Many state governments and dental associations are discussing how to let dental offices open for routine care during the COVID-19 pandemic. At the same, time dentists and dental groups are also trying to decide if they should, or will, open when they do get the green light. The reality, as of the writing of this article, is that there is not enough PPE available to dentists to open if many offices wanted to.
If you spend a few hours reading articles from the ADA, the CDC, FEMA, KOLs and manufactures, you might be as confused as I am about what masks DHCP (Dental Health Care Personnel) should be wearing to protect themselves and their patients. Every mask in the picture above has an N95 rating, and those masks where lying around in my closet, leftover from the H1N1 scare 10 years ago. You can see why there is confusion, not only is there a question about wearing an N95 versus a surgical mask, there is also the question of which N95 to wear.
In a perfect world for the DHCP there would be enough N95 cone shaped respirator masks for the team to use, changing with every patient. There would be unlimited face shields, gowns, booties and even digital thermometers. In dental offices there would be someone that knows how to fit test masks to everyone on the team. There would be a 5-minute test that would show if someone had COVID-19, so the staff and patients would be tested before they entered the office.
Today, almost all N95s are being sent to hospitals. We have all seen media stories on the news and in the papers about hospital staff wearing PPE much longer than they should — especially masks. With states relaxing regulations on opening businesses, there is suddenly even more demand on masks being worn by everyone in the service industry, as well as consumers walking in to stores.
For the DHCP we need to get creative. Yes, everyone should follow the ADA and CDC guidelines (see ADA guidelines) but for the near future that might not be possible due to the mask shortages.
The first place to look for masks is still your dental supply distributor. There are many sites online that are either selling junk or worse, you pay for masks and they are never delivered. Your distributor will let you know what they have coming in and what amount you are eligible for, as most are being rationed.
We all commend the dental offices that gave their PPE to first responders over the past few months, however many of those offices are now looking to replace their PPE donations. If you can’t get what you need from your distributor, it is time to ask your state and local government if you can acquire some of their new supply. You should also check locally for the entrepreneurial people that are making approved masks and especially printing face shields on 3D printers (as an example, see Kangaroo Smiles).

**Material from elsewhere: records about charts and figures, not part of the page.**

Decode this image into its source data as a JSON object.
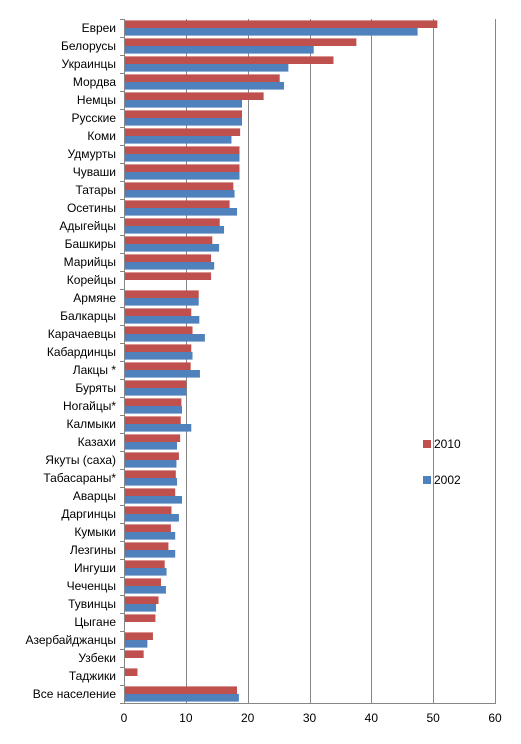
{
  "chart_data": {
    "type": "bar",
    "orientation": "horizontal",
    "title": "",
    "xlabel": "",
    "ylabel": "",
    "xlim": [
      0,
      60
    ],
    "x_ticks": [
      "0",
      "10",
      "20",
      "30",
      "40",
      "50",
      "60"
    ],
    "grid": "vertical",
    "legend_position": "right",
    "categories": [
      "Евреи",
      "Белорусы",
      "Украинцы",
      "Мордва",
      "Немцы",
      "Русские",
      "Коми",
      "Удмурты",
      "Чуваши",
      "Татары",
      "Осетины",
      "Адыгейцы",
      "Башкиры",
      "Марийцы",
      "Корейцы",
      "Армяне",
      "Балкарцы",
      "Карачаевцы",
      "Кабардинцы",
      "Лакцы *",
      "Буряты",
      "Ногайцы*",
      "Калмыки",
      "Казахи",
      "Якуты (саха)",
      "Табасараны*",
      "Аварцы",
      "Даргинцы",
      "Кумыки",
      "Лезгины",
      "Ингуши",
      "Чеченцы",
      "Тувинцы",
      "Цыгане",
      "Азербайджанцы",
      "Узбеки",
      "Таджики",
      "Все население"
    ],
    "series": [
      {
        "name": "2010",
        "color": "#c0504d",
        "values": [
          50.6,
          37.5,
          33.8,
          25.1,
          22.5,
          19.0,
          18.7,
          18.6,
          18.6,
          17.6,
          17.0,
          15.4,
          14.2,
          14.0,
          14.0,
          12.0,
          10.8,
          11.0,
          10.8,
          10.7,
          10.0,
          9.2,
          9.1,
          9.0,
          8.8,
          8.3,
          8.2,
          7.6,
          7.5,
          7.1,
          6.5,
          5.9,
          5.5,
          5.0,
          4.6,
          3.1,
          2.1,
          18.2
        ],
        "legend_label": "2010"
      },
      {
        "name": "2002",
        "color": "#4f81bd",
        "values": [
          47.4,
          30.6,
          26.5,
          25.8,
          19.0,
          19.0,
          17.3,
          18.6,
          18.6,
          17.8,
          18.2,
          16.1,
          15.3,
          14.5,
          null,
          12.0,
          12.1,
          13.0,
          11.0,
          12.2,
          10.0,
          9.3,
          10.8,
          8.5,
          8.4,
          8.5,
          9.3,
          8.8,
          8.2,
          8.2,
          6.8,
          6.7,
          5.1,
          null,
          3.7,
          null,
          null,
          18.5
        ],
        "legend_label": "2002"
      }
    ]
  }
}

Another popular workaround, being used in the medical field, is wearing cloth face masks over N95s and surgical masks. The cloth masks can be changed often and washed at the end of the day. In this way the mask under the cloth mask can be worn for more than one patient, without passing on any cotangents that may have come from the aerosolization from a previous patient. These cloth masks are being made by many local sewers; maybe people on your own team can make them with a local flair. If you can access enough of these cloth masks, you can offer them to patients before taking their temperature in their car and have them wear them until they get into the chair. They should then wear the mask and place it in a receptacle on the way out.
We know we are heading into a “new normal” in taking care of our patients and our DHCP. What we don’t know is how long the shortage of PPE will be for this side of the expanded medical field. Until we can get to Utopia of PPE, we need to be creative. The recommendations may also change in the near future, as N95s are made for short time wear. Remember that a product that is filtering most of the air coming through, makes it hard for the wearer to breath, which why they are not traditionally used.

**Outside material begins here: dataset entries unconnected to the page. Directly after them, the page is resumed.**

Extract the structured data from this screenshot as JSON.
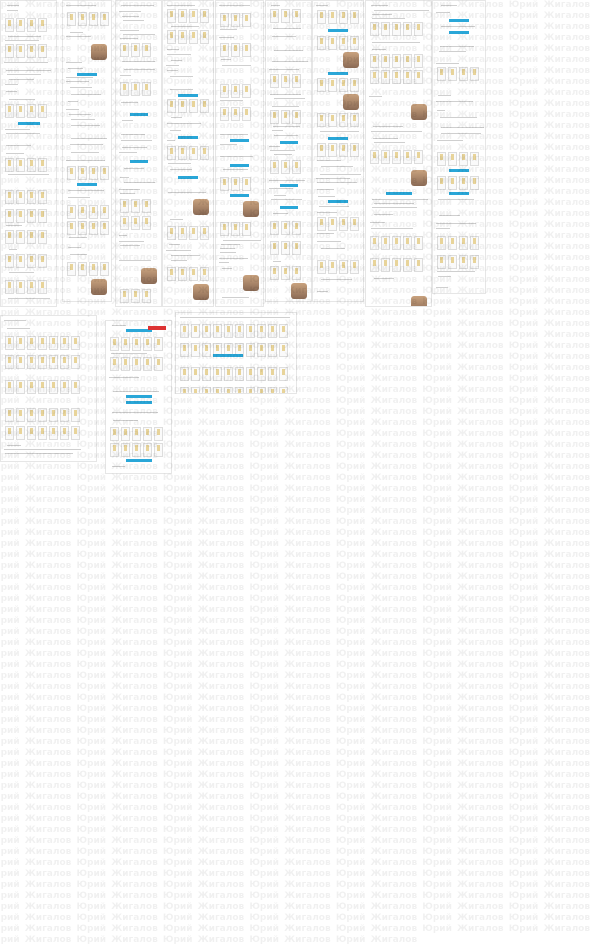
{
  "watermark": "Юрий Жигалов",
  "colors": {
    "accent": "#2aa7d8",
    "danger": "#dd3333",
    "photo": "#b08868"
  },
  "canvas": {
    "description_items": [
      "page-mockups"
    ]
  }
}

One last note, please order what you believe you may need now and put in orders for future delivery. If people try to over order, the dental profession as a whole will suffer with even more prolonged shortages.

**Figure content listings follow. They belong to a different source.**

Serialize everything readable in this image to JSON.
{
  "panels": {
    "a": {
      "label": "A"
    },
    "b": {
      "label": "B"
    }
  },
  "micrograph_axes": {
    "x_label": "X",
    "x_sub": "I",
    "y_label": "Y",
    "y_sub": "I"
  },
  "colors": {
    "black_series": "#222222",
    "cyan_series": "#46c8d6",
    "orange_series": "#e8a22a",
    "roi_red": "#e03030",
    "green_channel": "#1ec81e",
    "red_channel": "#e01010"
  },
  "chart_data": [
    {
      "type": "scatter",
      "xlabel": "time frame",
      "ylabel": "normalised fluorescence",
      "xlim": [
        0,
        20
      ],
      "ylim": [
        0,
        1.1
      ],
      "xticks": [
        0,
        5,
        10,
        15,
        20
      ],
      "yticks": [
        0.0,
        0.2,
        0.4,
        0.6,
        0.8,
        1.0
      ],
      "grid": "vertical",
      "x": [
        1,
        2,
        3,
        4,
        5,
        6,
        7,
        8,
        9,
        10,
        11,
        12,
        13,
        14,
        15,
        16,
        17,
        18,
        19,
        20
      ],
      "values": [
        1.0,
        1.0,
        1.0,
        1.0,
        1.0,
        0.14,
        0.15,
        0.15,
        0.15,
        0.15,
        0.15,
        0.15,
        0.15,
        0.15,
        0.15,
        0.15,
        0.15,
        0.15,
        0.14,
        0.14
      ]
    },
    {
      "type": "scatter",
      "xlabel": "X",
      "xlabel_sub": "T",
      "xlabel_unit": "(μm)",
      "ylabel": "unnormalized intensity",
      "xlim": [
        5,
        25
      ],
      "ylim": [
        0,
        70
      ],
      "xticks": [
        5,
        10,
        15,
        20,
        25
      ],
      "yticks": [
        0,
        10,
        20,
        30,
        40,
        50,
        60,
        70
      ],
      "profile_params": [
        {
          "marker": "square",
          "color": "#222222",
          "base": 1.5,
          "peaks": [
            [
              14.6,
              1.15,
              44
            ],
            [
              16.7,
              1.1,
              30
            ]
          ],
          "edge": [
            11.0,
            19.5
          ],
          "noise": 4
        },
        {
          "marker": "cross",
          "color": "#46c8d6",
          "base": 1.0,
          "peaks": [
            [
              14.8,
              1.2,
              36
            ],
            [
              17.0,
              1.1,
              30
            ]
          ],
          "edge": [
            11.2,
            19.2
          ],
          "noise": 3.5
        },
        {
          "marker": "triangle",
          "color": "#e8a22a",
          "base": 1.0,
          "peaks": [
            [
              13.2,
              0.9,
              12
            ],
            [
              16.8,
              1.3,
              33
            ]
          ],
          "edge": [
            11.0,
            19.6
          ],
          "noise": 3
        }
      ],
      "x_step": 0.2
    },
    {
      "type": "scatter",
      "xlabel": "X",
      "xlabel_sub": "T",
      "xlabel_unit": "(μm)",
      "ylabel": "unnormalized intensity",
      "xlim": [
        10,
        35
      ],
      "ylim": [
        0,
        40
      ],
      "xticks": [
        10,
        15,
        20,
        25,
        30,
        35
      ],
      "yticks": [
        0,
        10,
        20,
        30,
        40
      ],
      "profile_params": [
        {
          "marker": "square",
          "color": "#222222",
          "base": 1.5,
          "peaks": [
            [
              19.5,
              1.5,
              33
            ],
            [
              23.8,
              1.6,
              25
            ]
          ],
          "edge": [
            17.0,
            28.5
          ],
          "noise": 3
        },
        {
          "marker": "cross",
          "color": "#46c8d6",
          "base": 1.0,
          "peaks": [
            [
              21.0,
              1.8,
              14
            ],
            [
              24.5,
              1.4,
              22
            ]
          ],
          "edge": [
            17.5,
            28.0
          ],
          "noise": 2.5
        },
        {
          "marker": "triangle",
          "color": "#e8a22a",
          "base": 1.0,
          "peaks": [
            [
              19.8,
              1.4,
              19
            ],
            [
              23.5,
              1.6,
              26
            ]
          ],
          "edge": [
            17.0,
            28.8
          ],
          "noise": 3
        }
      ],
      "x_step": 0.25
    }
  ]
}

This profession will bounce back.
This article was focused on only one part of PPE. Please take the recommendations for the other parts, there too, as you may have to get more creative than you would probably like.
Stay safe out there!
Special Note: Most of my articles are on management and teamwork. Those articles come from the experience from my career. This article was done from a “reporter” point of view. As noted in the article; please know and understand the recommendations from government agencies and industry organizations.